Greater Sunrise Fields is currently owned by Timor Gap EP, Osaka Gas and Woodside Energy Group. Recently, Woodside Energy, also floated the idea of taking the oil and gas mined from the fields to also be further developed in Timor-Leste, instead of in Darwin, Australia, as they were doing until now, given the relative ease of securing licenses.


If this does happen, it could provide Timor-Leste with much more revenue, as well as added stability and reduced reliance on foreign aid. This will also go long way in helping the economy recover from the battering by COVID-19, with payoffs for China as well, should it choose to invest further in Timor-Leste.


Chances of instability in the Asia-Pacific?


Until now, Australia has been a relatively stable counter-balancing force to China. However, its recent regulations regarding offshore gas projects have made the country unpopular with energy bigwigs. This includes increased Indigenous consultation on projects, as well as tighter environmental policies.


This has led to Santos Gas’ Barossa project, valued at $5.5 billion and Woodside Energy’s Scarborough Project, valued at $16.5 billion to look for another home. This has led to Timor-Leste’s growing share in the Asia-Pacific, with China always looming in the background.

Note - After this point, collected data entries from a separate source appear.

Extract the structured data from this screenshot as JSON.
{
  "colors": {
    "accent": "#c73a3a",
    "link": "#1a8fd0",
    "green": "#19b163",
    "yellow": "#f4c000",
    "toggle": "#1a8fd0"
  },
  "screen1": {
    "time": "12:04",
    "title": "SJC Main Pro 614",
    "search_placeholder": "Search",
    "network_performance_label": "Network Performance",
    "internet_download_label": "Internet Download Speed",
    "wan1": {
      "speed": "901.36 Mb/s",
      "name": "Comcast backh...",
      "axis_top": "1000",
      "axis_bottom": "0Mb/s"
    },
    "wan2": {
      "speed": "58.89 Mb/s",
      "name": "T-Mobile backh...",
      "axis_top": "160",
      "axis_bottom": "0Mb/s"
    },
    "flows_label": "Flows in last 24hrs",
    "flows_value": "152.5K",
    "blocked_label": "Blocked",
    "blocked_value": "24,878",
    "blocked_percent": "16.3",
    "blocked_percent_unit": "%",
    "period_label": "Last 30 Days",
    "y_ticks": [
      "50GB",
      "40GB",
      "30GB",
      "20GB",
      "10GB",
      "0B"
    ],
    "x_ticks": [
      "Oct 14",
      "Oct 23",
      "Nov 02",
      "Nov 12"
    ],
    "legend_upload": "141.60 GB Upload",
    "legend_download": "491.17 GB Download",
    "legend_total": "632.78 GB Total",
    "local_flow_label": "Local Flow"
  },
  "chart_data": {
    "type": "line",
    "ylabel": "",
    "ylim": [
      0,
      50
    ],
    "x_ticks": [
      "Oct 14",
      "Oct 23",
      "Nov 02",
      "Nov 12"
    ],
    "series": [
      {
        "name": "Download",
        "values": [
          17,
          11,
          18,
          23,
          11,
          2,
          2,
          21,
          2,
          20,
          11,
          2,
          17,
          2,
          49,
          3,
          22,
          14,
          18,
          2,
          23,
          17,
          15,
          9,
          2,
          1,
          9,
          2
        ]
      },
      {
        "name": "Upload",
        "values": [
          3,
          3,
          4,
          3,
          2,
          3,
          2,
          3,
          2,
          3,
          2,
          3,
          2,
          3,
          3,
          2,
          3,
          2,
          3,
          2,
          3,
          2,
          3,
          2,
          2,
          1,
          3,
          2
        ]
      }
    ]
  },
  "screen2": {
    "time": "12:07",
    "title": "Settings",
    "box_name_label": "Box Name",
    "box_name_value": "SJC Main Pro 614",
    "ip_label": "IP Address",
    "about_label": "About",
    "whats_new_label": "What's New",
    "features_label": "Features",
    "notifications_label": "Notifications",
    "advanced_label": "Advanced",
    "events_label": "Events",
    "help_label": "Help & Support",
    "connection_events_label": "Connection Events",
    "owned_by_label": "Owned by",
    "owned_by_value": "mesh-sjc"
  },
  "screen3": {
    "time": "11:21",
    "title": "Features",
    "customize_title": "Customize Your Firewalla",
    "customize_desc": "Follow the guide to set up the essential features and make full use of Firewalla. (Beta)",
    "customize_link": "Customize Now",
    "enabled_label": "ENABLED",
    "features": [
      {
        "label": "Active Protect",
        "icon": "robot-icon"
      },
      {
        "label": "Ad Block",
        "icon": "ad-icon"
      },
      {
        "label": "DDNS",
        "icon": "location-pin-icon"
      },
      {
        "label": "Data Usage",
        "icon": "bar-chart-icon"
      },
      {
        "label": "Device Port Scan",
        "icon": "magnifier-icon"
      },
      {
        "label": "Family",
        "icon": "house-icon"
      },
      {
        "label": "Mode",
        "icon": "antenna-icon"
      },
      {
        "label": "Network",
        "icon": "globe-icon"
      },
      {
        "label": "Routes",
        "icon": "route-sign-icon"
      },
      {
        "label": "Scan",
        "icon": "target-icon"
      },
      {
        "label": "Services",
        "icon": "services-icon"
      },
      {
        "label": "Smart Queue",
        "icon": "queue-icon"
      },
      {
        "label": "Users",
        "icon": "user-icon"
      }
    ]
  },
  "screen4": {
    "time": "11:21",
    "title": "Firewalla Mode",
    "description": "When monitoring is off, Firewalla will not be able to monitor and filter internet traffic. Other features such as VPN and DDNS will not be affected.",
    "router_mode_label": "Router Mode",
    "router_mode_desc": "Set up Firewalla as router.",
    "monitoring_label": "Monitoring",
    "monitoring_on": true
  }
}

With regional dynamics shifting quickly and unpredictably, Asia-Pacific is increasingly exposed to more instability, especially when conflicts and economic turbulence in other parts of southeast Asia, such as Pakistan, Laos and Sri Lanka are taken into account.


More ire from the US?


Given that China has made great strides in recovering from COVID-19, with increased government stimulus measures, both the US and Australia have pledged greater support to Pacific island nations and other players in the area, in order to counter China’s influence. This could be upwards of $200 million.


This latest tie with Timor-Leste could also put China further down in the US’s bad books. As a counter, the US may choose to offer Pacific islands with more hard-to-resist measures such as secure undersea cable connections, increased recognition for the Cook Islands and Niue, as well as more US embassies and aid.


However, there is still some resistance, especially from the Solomon Islands, which went ahead with a China security agreement recently, but backed out of signing a US-Pacific partnership agreement. Other nations such as Vanuatu can also be of little help, as the prime minister himself faced a vote of no confidence in parliament in August 2023.